E foi justamente esta última atividade que chamou a atenção de Touro Negro. A possibilidade de dedicar sua vida a lutas, violência e morte de pessoas inocentes o atraía. Para ingressar na Ordem, teria que ser bem-sucedido em diversas provas que comprovassem seu valor – e isso, mais que qualquer outra coisa, o interessava. Seu sangue fervia só de pensar na possibilidade de atestar, pela força, sua soberania sobre guerreiros valorosos. Após isso, seria temido e respeitado. E poderia liderar ataques melhor coordenados contra os vilarejos vizinhos.

Segundo o que se contava entre os pouquíssimos bárbaros que sabiam da existência da Ordem, era necessário passar em uma série de testes para ser admitido. De concreto, não se sabia mais nada. Falava-se em "testes de crueldade", nos quais os futuros membros eram desafiados a matar os prisioneiros da forma mais original possível. Mas fora isso, todo o resto era apenas um amontoado de conjecturas que Touro Negro não levou em consideração.

Mesmo sem estar munido das informações que gostaria, ele reuniu armas e suprimentos e partiu.

***

Taary era só um jovem franzino e desarmado. Ou, pelo menos, era isso que aparentava.

Quando, meses atrás, ingressou no Monastério, foi logo informado de que, à medida que fosse evoluindo em seu aprendizado, teria que cumprir missões designadas por seus superiores. Encarando isso com naturalidade, começou o treinamento com dedicação ímpar.

Primeiro, grandes mestres da filosofia trouxeram-lhe conceitos teóricos. Ensinaram-lhe o que é, e o que não é lutar, por que lutar, quando não lutar, e como lutar contra si mesmo. Foram preciosas lições que o fizeram entender que todo o poder que precisava estava dentro dele.

Depois, veio o treinamento da mente. Dias e noites de intensa meditação visando o autocontrole do subconsciente, e do entendimento do quanto ele afeta o corpo. Aprendeu a dominar seus medos após entendê-los, e a controlar o sistema nervoso a ponto de suportar a dor.

Em seguida (e a esta altura já havia passado quase um ano desde a sua entrada no Monastério), vieram os treinos físicos. Exercícios de fortalecimento muscular, testes de reflexo e agilidade, e provas de resistência. Tudo para levar o corpo ao limite extremo de sua capacidade – e fazê-lo se acostumar com isso.
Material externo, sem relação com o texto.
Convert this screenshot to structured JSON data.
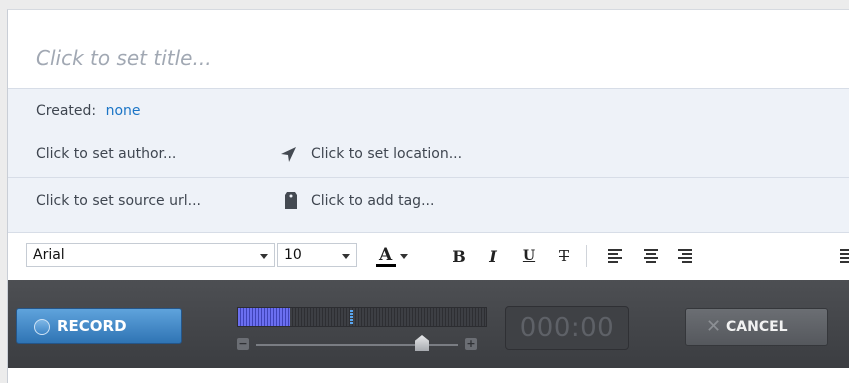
{
  "note": {
    "title_placeholder": "Click to set title...",
    "created_label": "Created:",
    "created_value": "none",
    "author_placeholder": "Click to set author...",
    "location_placeholder": "Click to set location...",
    "source_url_placeholder": "Click to set source url...",
    "tag_placeholder": "Click to add tag..."
  },
  "toolbar": {
    "font_family": "Arial",
    "font_size": "10",
    "font_color_letter": "A",
    "bold_label": "B",
    "italic_label": "I",
    "underline_label": "U",
    "strikethrough_label": "T"
  },
  "recorder": {
    "record_label": "RECORD",
    "timer": "000:00",
    "cancel_label": "CANCEL",
    "input_level": 0.21,
    "peak_level": 0.45,
    "volume": 0.82
  },
  "icons": {
    "location": "location-arrow-icon",
    "tag": "tag-icon",
    "font_color": "font-color-icon",
    "align_left": "align-left-icon",
    "align_center": "align-center-icon",
    "align_right": "align-right-icon",
    "align_justify": "align-justify-icon"
  },
  "colors": {
    "accent": "#1b75c6",
    "record_button": "#3f86c7",
    "recorder_bar": "#444649",
    "meter_level": "#6b6ff0",
    "font_color_underline": "#000000"
  }
}
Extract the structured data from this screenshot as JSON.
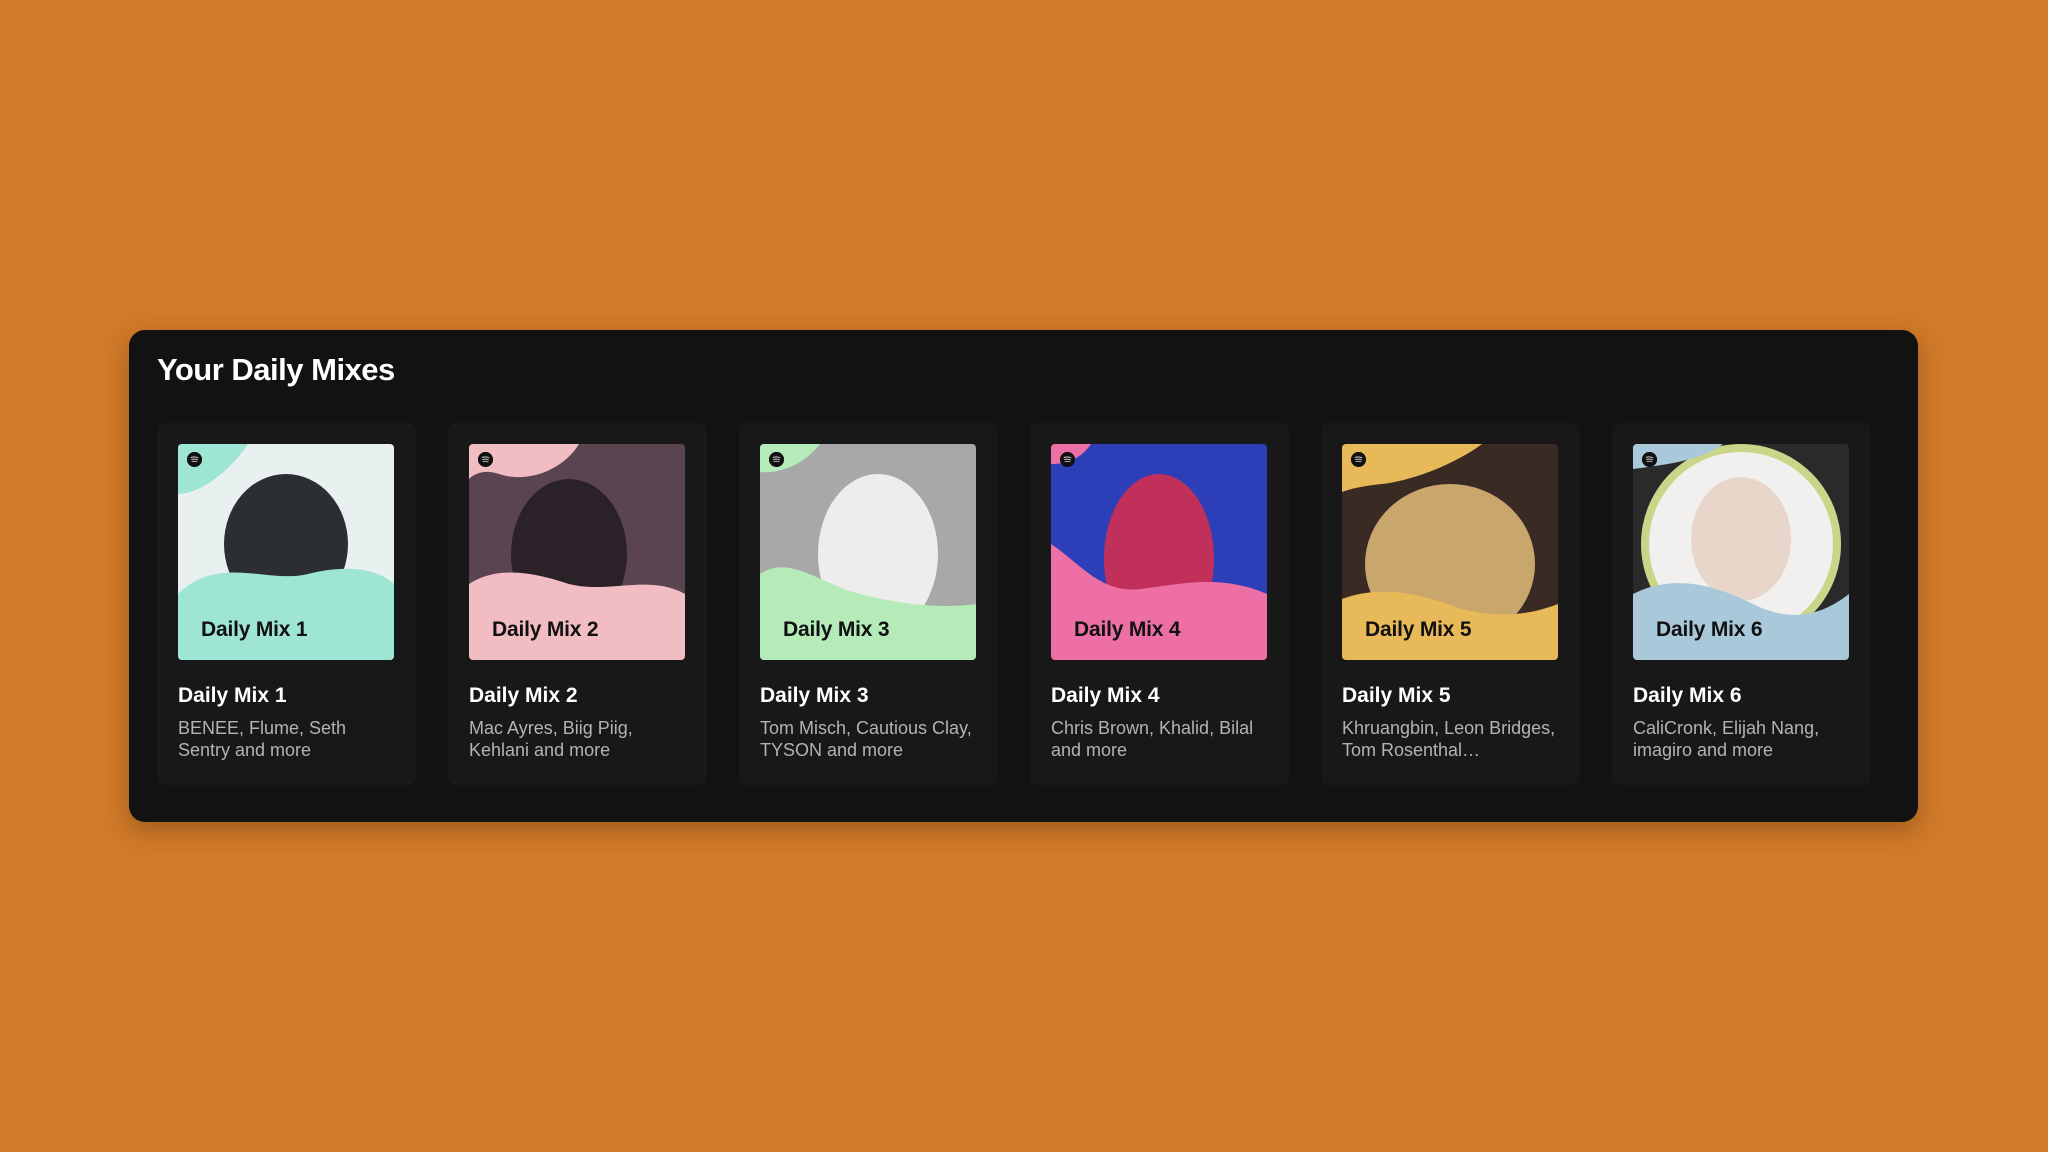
{
  "section": {
    "title": "Your Daily Mixes"
  },
  "cards": [
    {
      "cover_label": "Daily Mix 1",
      "title": "Daily Mix 1",
      "description": "BENEE, Flume, Seth Sentry and more",
      "accent": "#9EE6D3",
      "bg": "#E8F1F0",
      "subject": "#2B2E33"
    },
    {
      "cover_label": "Daily Mix 2",
      "title": "Daily Mix 2",
      "description": "Mac Ayres, Biig Piig, Kehlani and more",
      "accent": "#F2BCC3",
      "bg": "#5A4450",
      "subject": "#2A2228"
    },
    {
      "cover_label": "Daily Mix 3",
      "title": "Daily Mix 3",
      "description": "Tom Misch, Cautious Clay, TYSON and more",
      "accent": "#B5EBB8",
      "bg": "#A8A8A8",
      "subject": "#EDEDED"
    },
    {
      "cover_label": "Daily Mix 4",
      "title": "Daily Mix 4",
      "description": "Chris Brown, Khalid, Bilal and more",
      "accent": "#EE6FA5",
      "bg": "#2D3FB8",
      "subject": "#C0305A"
    },
    {
      "cover_label": "Daily Mix 5",
      "title": "Daily Mix 5",
      "description": "Khruangbin, Leon Bridges, Tom Rosenthal…",
      "accent": "#E8B959",
      "bg": "#3A2A24",
      "subject": "#C9A66B"
    },
    {
      "cover_label": "Daily Mix 6",
      "title": "Daily Mix 6",
      "description": "CaliCronk, Elijah Nang, imagiro and more",
      "accent": "#A9C9DB",
      "bg": "#2A2A2A",
      "subject": "#E7D6C9"
    }
  ],
  "icons": {
    "cover_logo": "spotify-icon"
  }
}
Em dado momento, houve uma pausa nos ensinamentos para que mestres e pupilos tivessem alguns momentos de reflexão: Estava valendo a pena? O que eles tinham aprendido com aquilo tudo? De tudo que aprenderam, qual a lição mais importante? O que faltava ser ensinado ainda? Foi possível meditar muito, levando todos a conclusões enriquecedoras.

Para testar a real evolução dos alunos, os mestres os incumbiram de missões curtas, tais como resgate de itens mágicos, combate a kobolds, e sobrevivência em ambientes hostis.

Uma vez que todos foram bem-sucedidos, chegou enfim o momento mais esperado: as aulas de luta. Começando pelos fundamentos básicos de combate, passando por explanações sobre o que fazia o estilo de luta dos monges diferirem dos demais, até chegar à execução de golpes mais complexos. Eram horas diárias de repetição de movimentos, combates simulados e orientações teóricas.

Findado este processo, chegara o momento de testar verdadeiramente as reais capacidades de cada um dos neófitos. Todos foram incumbidos de novas missões. Mais do que testar o potencial deles em batalha, o intuito era avaliar a sabedoria que adquiriram. Por isso, alguns testes exigiam tomar decisões, solucionar enigmas, ou vencer inimigos sem lutar.

A Taary foi dado o dever de fazer algo com relação à existência da nefasta Ordem Profana de Haarlaok, que espalhava o pânico nas aldeias ao norte do reino. Com a roupa do corpo, um cantil com água e muita serenidade, partiu.